Tuesday, September 24, 2013

Slim Down

Sometimes the best way to “get back” to your healthy lifestyle is going back to the simple, beginner steps. It never hurts to start over with a clean slate–that includes your exercise. In fact, a lot of people get injured rushing into an exercise program that they’re body isn’t ready for. Let’s rewind and re-teach ourselves good form and technique. You may be surprised to find that there are new studies supporting different posture do’s and don'ts!
180Squat3

Squats: You’ve heard this one a million times, yet most people don’t keep a close eye on it: knees behind the toes. So, why does it matter so much? Originally, research from Duke University had supported theory that keeping your leg vertical (as much as possible) when you squat reduced the “shearing forces on the knee.” Surprisingly, new research from Memphis University has found that although that fact is true, it is secondary to your hip position in a squat–the true culprit for injured backs. Hip stress increases 1,000 percent when your knees aren’t allowed to move forward (because you are leaning your torso forward), even though going past your toes increases the stress on your knee.
Solve the dilemma by paying the most attention to your hip and back alignment, which should be upright. A simple way to increase the difficulty of a squat is to use a bed pillow. Make it even harder by going single legged and stand on the pillow. A report from the Mayo Clinic stated that men who had attempted the single leg squat while standing on the cushy surface worked their leg and hip muscles up to 13 percent harder. How’s that for an at-home gym? Really step it up with a balance board which immediately activates your core stabilizers as well!
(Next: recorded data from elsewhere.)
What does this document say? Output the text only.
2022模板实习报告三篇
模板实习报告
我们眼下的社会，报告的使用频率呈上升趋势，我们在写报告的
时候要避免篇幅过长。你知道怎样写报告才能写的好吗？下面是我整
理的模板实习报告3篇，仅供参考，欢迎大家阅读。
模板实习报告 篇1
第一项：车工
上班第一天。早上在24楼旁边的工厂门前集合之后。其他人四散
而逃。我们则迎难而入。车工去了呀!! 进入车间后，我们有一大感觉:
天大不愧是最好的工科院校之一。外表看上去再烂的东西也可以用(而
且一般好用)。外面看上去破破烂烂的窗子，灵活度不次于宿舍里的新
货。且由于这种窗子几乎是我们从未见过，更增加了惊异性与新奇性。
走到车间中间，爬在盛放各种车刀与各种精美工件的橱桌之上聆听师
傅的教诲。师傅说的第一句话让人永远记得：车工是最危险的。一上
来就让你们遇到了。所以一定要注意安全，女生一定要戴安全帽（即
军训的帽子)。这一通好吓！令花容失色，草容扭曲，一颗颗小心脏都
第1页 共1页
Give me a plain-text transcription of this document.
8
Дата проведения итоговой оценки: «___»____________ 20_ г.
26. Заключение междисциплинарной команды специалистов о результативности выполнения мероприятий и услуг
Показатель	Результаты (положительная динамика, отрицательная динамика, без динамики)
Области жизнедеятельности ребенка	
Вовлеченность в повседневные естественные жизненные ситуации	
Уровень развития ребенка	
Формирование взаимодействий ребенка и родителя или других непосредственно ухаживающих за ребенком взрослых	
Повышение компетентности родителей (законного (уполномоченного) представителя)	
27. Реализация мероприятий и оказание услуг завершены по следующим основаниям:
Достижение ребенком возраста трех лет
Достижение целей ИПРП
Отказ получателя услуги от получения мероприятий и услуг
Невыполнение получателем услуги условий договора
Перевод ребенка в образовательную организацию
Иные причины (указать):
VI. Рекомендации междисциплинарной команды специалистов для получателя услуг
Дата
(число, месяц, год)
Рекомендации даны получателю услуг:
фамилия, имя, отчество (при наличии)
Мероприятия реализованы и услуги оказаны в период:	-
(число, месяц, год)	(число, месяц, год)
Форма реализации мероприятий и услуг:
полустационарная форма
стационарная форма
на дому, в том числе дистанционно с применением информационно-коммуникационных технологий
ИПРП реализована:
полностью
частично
We love using Valeo’s Tri-Level Balance Board.
PushUp
 
Push Ups and Planks: Let’s start from the top of the issue: your head. Don’t strain your neck in a push up. It shouldn’t be craning up. Your eyes should comfortably rest below and in front of you. Your arms should be underneath your shoulders, not in front of your head. Protect your wrists by keeping the weight on the outside of the palms–they were not built to support your entire body weight! From the upper back to the toes, your body should be in a straight line. And, it should move as such. Do not sag your hips or point them upwards (where you resemble a mountain peak). Plus, it helps engage that core!
abwork

Abdominal Work: Okay, so what’s the deal with this term, “pull your belly button to your spine?” Do not take this movement literally. You shouldn’t be sucking in. Brace your abs rather than sucking them in. You will really notice the difference when you tilt your pelvic floor muscles upward.

In a Men’s Health article debunking common muscle myths, Stuart McGill, Ph.D., author of Ultimate Back Fitness and Performance, said this about the “new standard”: “If you want to give your back a supporting hand, simply “brace” your abs as if you were about to be punched in the gut, but don’t draw them in. “This activates all three layers of the abdominal wall, improving both stability and performance.”

Challenge your abdominal wall with a core ball–it also feels great on your back. These little guys rest right under your lower back and allow you a full range of motion that the floor prohibits when you crunch. Again, we love Valeo and their Core Training Ball (pictured below). Feel how your abs engage and try to mimic that contraction in all your exercises, no matter what muscle group you are targeting!